Jokic finished with 32 points, 9 assists, 8 rebounds and 3 steals, but he shot just 11-for-25 from the field (2-for-9 from 3) and coughed up a game-high 7 turnovers. When asked how he could be better against the Wolves’ three-headed front line of Karl-Anthony Towns, Rudy Gobert and Naz Reid in Game 2, Jokic quipped he would need to “have a duplicate clone of myself.”

Edwards, meanwhile, shot 17-for-29 with 7 rebounds, 3 assists, 1 steal, 2 blocks and just 1 turnover. Even more remarkable, he shot 7-for-10 on heavily contested jump shots in Game 1, according to Second Spectrum. This postseason, he’s shooting 53% on heavily contested jumpers, the best in the NBA.

Despite the disparity in production between the two stars, Edwards still deferred to the opponent, while giving credit to his teammates for the outcome.

“Going against the best player in the world is always fun, going against the best team in the world is always fun,” Edwards said. “Our guys came out and competed tonight. So, it’s not about me personally, it’s about my team. They give me confidence also.”

Edwards was perfect from the field to start things off, going 5-for-5 during the Wolves’ 18-4 run in the first seven minutes of the first quarter. The Nuggets battled back to take a 44-40 lead by halftime, holding every Minnesota player other than Edwards to just 6-for-27 shooting (22.2%). The Wolves pushed back ahead in the third while Edwards said he “didn’t do anything” and “was just out there running up and down” while Towns went 5-for-5 to score 11 of his 20 points and Mike Conley went 4-for-4 to score 11 of his 14.

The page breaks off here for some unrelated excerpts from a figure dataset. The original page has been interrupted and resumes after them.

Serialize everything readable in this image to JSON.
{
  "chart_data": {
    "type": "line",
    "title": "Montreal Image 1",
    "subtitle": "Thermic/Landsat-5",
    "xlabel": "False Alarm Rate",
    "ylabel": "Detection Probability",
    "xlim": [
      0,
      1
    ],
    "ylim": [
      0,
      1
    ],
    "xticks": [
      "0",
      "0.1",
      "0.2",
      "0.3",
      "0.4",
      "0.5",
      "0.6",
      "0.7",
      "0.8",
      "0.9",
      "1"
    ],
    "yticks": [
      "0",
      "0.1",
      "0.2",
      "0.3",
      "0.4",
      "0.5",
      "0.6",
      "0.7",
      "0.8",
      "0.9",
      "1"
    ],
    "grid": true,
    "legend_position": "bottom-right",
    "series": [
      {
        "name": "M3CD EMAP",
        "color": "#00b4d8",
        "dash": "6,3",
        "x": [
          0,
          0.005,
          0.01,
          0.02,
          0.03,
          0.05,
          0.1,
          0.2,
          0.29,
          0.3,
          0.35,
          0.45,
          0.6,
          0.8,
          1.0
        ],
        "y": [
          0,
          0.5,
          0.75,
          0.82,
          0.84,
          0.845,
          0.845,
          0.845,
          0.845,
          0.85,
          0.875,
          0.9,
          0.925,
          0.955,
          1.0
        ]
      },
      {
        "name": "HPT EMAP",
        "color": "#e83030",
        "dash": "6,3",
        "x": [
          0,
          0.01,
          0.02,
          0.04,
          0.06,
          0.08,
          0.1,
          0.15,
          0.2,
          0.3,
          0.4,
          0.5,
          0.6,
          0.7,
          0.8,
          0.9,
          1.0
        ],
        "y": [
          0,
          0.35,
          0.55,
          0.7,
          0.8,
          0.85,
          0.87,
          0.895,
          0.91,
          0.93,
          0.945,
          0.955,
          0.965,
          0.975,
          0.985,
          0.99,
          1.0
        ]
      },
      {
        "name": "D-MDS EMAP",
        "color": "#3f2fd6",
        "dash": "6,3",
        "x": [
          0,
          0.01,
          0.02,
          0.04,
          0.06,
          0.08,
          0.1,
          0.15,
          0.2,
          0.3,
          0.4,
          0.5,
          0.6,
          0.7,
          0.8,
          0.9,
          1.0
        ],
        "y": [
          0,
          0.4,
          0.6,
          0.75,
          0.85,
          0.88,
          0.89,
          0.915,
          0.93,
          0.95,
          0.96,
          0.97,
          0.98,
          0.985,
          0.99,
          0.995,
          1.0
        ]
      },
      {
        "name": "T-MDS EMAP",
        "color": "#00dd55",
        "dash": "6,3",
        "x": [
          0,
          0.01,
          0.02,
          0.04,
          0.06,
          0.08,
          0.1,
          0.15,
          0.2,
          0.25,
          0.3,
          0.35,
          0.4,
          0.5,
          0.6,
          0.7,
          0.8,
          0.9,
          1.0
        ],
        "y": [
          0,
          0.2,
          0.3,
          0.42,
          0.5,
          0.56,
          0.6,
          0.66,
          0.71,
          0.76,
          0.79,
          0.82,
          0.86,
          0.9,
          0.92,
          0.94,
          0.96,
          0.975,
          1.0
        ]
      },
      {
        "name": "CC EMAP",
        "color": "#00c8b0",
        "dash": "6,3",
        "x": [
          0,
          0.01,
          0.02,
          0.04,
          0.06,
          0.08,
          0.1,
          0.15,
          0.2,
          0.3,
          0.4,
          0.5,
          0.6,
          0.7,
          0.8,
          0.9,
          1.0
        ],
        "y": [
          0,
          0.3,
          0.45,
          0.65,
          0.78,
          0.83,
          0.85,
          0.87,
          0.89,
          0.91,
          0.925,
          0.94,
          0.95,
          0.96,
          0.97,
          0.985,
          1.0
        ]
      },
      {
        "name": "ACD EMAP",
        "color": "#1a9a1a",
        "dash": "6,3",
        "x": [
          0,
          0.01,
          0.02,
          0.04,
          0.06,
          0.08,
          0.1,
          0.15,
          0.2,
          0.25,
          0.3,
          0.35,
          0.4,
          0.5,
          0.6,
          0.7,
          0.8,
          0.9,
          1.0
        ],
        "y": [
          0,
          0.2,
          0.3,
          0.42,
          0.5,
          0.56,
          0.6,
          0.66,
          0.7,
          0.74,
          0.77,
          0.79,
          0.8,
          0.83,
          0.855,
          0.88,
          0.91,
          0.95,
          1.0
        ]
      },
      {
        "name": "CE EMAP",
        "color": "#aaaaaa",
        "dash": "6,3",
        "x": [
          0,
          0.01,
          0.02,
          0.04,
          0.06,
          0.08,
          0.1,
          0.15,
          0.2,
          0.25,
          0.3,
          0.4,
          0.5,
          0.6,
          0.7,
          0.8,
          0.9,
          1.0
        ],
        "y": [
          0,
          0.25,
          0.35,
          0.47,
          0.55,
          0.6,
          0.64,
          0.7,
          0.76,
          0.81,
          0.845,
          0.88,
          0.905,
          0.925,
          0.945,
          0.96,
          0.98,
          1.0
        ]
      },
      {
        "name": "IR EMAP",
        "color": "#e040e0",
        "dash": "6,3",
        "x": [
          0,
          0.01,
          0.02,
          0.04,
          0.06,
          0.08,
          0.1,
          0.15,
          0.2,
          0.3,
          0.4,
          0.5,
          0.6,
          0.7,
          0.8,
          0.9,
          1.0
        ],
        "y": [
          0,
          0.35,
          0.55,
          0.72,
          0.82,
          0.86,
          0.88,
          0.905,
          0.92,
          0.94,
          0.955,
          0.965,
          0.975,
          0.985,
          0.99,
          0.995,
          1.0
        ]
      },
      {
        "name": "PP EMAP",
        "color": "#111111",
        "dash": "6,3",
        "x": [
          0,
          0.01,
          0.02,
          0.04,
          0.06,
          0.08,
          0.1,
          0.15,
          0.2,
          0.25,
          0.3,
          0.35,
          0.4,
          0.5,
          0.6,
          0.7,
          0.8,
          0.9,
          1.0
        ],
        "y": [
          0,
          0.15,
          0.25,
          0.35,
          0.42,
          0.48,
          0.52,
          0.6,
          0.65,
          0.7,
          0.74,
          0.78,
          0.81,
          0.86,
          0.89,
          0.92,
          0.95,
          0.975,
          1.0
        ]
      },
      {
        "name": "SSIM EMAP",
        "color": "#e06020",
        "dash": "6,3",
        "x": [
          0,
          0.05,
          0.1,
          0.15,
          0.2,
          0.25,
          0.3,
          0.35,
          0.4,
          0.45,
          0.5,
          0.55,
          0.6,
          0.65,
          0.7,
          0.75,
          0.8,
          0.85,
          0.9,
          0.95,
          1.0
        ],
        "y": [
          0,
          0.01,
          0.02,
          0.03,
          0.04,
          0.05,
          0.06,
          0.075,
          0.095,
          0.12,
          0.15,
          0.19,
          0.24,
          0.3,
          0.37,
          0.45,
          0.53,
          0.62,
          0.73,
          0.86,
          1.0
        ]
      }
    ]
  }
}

The fourth belonged to Edwards and Reid, the NBA’s Sixth Man of the Year. Edwards, who was held scoreless in the fourth quarter in both of the Wolves’ regular-season losses to Denver, scored 12 points on 4-for-5 shooting to close things out. Reid scored 14 of his 16 in the fourth — including 10 straight for the Wolves — to seal it.

“For a guy like me who’s seen him grow from day one to where he is now, I think he’s a superstar in the making if he’s not [already] now,” Reid said of Edwards. “He’s a tremendous player and a tremendous person off the court. … He’s a guy you want to be around.”

And Minnesota plans to stick around the playoffs for a while to come, as evidenced by the “11” written in big black numerals on the whiteboard in the visitors locker room at Ball Arena after the game. It represents the number of wins the Wolves still need to capture the first championship in team history this spring.

“He’s been growing every day, he’s been getting more mature every single night,” Gobert said of Edwards. “So it’s fun to be a part of.”